Gene expression can also be used to stratify cancers by prognosis. One commercial application of this technology is Oncotype DX, marketed for patients with breast cancers positive for estrogen receptor mutations. Oncotype DX quantifies mRNA abundance from a panel of 21 genes in order to predict whether you will need, and whether you will respond to, further chemotherapy. Insurance companies have proven enthusiastic about paying for this test, because it allows them to avoid paying for chemotherapy in patients predicted to be of low recurrence risk.
Until recently, all gene expression profiling was done on bulk tissue, usually containing a mix of cell types. Now with Drop-seq [Macosko 2015] it is possible to profile mRNA levels in thousands of cells in one sequencing run.
Glioblastomas were long considered to be categorizable into four subtypes based on bulk gene expression measurements. Single cell gene expression profiling experiments later showed that in fact, all of the underlying cell types are present in all of the types, just in different ratios. (I’m not sure but I think this is referring to [Patel 2014]). This was considered to be bad news for therapy, since now you’d need four therapies targeting four types in order to treat a cancer. The opposing, “whack-a-mole” view, says that if one of the four types is 90% of the cancer cells, then a therapy targeting that type will still de-bulk the tumor by an order of magnitude, thus having considerable therapeutic benefit.
The connectivity map (cMAP) was born out of the idea that if you can measure gene expression profiles that are characteristic of specific human diseases, and you can measure gene expression changes induced by treatment of cells with small molecules, then you might be able to match small molecules to the molecularly defined diseases that they should be capable of treating. For a review, see [Gullans 2006].
If you input the gene expression profile of estrogen receptor (ER) mutant cancer cells exposed to 17β-estradiol, you can get out a list of 8 other molecules whose expression effects are positively correlated with those of your input data. These are other ER agonists. And you can also get out a list of 3 molecules whose expression profiles are negatively correlated with your input. These are ER antagonists and are precisely the drugs used to treat ER+ breast cancers (raloxifene, tamoxifen, and clomifene). Thus, the identification of these agonists and antagonists, which originally took years of work, could be done computationally in the era of gene expression profiling.

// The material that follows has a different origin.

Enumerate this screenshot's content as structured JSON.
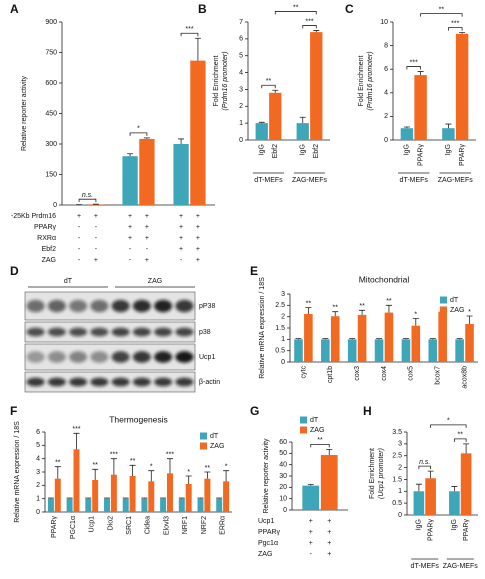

Some ALL cancers are responsive to dexamethasone, and others are resistant. The gene expression profile of the sensitive lines is correlated with that of rapamycin-treated cells. Therefore, it was hypothesized that rapamycin treatment of resistant cells could restore their sensitivity to dexamethasone. This was a particularly bold hypothesis, as monotherapy with dexamethasone in these cell lines is ineffective, and monotherapy with rapamycin in these cell lines actually appears to promote growth. But cell culture experiments confirmed that the two drugs together do indeed dramatically reduce proliferation. This led to clinical trials of combination therapy.
Gene expression profiles have emerged as a “universal language” for annotating the activity of chemical compounds [Wawer 2014].